China's special envoy extended to President-elect Park Geun-hye a personal invitation from Communist Party chief Xi Jinping for her to visit Beijing, Thursday.
The envoy, Chinese Vice Foreign Minister Zhang Zhijun met with Park after arriving in Seoul the previous day for a three-day visit.
"We know Zhang Zhijun carries a personal letter from President Hu Jintao and the (Communist Party) Secretary General Xi Jinping," said Zheng Hao, an in-house political analyst and commentator with Hong Kong's Phoenix TV.
Zhang's role was to check in with Park before she takes office later next month, strengthening communication on regional affairs, including North Korea, the analyst said.
China is also eager to know whether the new administration wants to push for the quick deployment of long-range ballistic missiles with a range of 800km. These will be able to hit any target in North Korea, but are not considered a threat to China.
Beijing is reportedly concerned about Pyongyang's unpredictable reaction to the missile deployment. It is also uneasy about the missile range itself, which will enable them to reach some of China's eastern coastal areas, a Chinese government official told The Korea Times.
Before his courtesy call on Park, Zhang met Foreign Minister Kim Sung-hwan and discussed how to enhance ties as both countries undergo political transitions. Kim highlighted "significant progress" in relations in recent years and called for more exchanges between the two.
Analysts expect that Park will attempt to improve relations with China following the Lee Myung-bak administration's Washington-focused approach.

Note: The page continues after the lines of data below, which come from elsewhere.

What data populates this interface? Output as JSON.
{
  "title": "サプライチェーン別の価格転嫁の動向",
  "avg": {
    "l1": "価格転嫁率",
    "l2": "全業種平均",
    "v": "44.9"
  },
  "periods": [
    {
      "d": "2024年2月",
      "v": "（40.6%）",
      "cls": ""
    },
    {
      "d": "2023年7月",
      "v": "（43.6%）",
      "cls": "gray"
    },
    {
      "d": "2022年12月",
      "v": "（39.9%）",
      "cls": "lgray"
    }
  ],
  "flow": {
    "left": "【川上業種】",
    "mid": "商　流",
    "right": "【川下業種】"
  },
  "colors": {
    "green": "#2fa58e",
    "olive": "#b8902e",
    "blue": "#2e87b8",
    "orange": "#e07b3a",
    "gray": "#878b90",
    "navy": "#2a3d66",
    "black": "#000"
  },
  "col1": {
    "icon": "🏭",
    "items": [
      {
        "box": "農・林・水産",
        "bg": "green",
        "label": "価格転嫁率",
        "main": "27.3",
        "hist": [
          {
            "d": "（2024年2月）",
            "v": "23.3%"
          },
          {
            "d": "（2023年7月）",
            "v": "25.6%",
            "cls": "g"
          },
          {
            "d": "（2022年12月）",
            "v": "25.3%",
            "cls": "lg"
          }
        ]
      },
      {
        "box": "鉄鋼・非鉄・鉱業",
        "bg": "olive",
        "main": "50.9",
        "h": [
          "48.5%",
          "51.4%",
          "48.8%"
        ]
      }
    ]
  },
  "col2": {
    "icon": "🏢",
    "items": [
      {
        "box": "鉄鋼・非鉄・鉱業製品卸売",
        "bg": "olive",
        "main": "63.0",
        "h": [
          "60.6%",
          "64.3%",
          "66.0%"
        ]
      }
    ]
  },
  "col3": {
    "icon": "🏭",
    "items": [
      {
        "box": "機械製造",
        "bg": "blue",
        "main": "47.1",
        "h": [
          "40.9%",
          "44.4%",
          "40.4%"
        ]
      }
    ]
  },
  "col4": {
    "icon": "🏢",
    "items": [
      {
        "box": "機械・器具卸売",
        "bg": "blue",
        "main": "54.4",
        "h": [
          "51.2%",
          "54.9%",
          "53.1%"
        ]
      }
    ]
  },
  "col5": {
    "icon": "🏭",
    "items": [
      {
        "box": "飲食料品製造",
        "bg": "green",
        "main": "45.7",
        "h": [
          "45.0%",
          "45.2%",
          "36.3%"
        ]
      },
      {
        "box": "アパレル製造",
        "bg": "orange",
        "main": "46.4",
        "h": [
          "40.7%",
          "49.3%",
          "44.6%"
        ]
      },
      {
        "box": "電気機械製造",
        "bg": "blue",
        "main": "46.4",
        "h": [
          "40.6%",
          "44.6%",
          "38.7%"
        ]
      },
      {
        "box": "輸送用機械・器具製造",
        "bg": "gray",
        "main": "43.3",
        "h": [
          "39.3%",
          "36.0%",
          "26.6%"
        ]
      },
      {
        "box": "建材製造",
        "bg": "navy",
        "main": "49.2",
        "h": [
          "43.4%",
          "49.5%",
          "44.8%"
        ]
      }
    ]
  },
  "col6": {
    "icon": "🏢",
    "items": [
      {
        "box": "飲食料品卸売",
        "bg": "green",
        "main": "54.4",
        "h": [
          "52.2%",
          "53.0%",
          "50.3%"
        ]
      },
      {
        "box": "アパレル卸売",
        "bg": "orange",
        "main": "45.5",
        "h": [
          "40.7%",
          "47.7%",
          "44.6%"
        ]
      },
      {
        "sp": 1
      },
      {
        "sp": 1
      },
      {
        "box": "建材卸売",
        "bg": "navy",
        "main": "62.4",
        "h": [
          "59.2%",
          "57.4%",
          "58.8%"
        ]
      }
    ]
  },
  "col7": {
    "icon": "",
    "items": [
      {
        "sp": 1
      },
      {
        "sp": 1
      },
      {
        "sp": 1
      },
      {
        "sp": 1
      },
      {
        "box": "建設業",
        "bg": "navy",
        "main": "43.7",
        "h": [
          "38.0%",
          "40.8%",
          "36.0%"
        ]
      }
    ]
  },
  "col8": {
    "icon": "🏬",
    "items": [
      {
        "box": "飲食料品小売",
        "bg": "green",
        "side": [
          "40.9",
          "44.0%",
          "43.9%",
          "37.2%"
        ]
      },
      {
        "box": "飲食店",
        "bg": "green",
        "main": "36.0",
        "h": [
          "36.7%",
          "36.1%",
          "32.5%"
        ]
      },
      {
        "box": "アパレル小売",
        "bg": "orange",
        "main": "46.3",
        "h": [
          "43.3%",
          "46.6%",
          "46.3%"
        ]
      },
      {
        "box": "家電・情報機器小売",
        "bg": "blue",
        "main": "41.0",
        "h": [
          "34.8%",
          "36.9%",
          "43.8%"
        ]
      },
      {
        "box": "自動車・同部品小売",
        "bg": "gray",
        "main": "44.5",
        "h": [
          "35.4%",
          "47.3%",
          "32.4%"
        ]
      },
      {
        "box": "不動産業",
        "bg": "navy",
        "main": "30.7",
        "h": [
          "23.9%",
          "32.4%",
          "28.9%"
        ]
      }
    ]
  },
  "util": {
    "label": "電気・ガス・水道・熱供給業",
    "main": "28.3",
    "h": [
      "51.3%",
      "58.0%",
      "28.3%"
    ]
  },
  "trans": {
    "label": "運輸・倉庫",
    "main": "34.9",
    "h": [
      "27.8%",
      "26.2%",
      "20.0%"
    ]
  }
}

While the neighbors have consolidated economic relations, analysts say the political relationship lags behind, with issues such as China's treatment of South Korean detainees and repatriation of North Korean defectors remaining as stumbling blocks.
The visit will give Park's team a chance to make contact with the new generation of Chinese leaders led by Xi.
Zhang is the first senior official to meet Park since she was elected on Dec. 19. Born in 1953, he is seen as a key official who will increasingly play an important role in Beijing's ties with both Koreas. Currently, he is in charge of the annual strategic dialogue Beijing has with Seoul.
Unlike Yang Jiechi, the current Chinese foreign minister, whose primary experience and expertise is America, Zhang is more "personally interested in North Korea," a diplomatic source in Beijing old The Korea Times.
Zhang has served almost his entire career in the Communist Party's International Liaison Department, a major organization that manages China's relations with North Korea, before he was made vice foreign minister in 2009.
Zhang was the Chinese official who summoned the North Korean ambassador to China, Ji Jae-ryong, in March last year, to register China's "concern" over Pyongyang's announcement of a planned satellite launch.
Zhang is also seen as a strong candidate to become the next foreign minister under Xi Jinping. China has seven vice foreign ministers. Among them, Zhang outranks the others. The official People's Daily newspaper addresses him as "executive vice foreign minister."
Observers were watching to see whether the talks would touch on North Korea's rocket launch on Dec. 12, for which the Lee government is currently pushing for sanctions at the U.N. Security Council.
Park has promised a more moderate line on the North and says she is open to dialogue with the Kim Jong-un regime. Efforts by Seoul to engage the North economically would be bolstered by communication with Beijing, Pyongyang's top trading partner.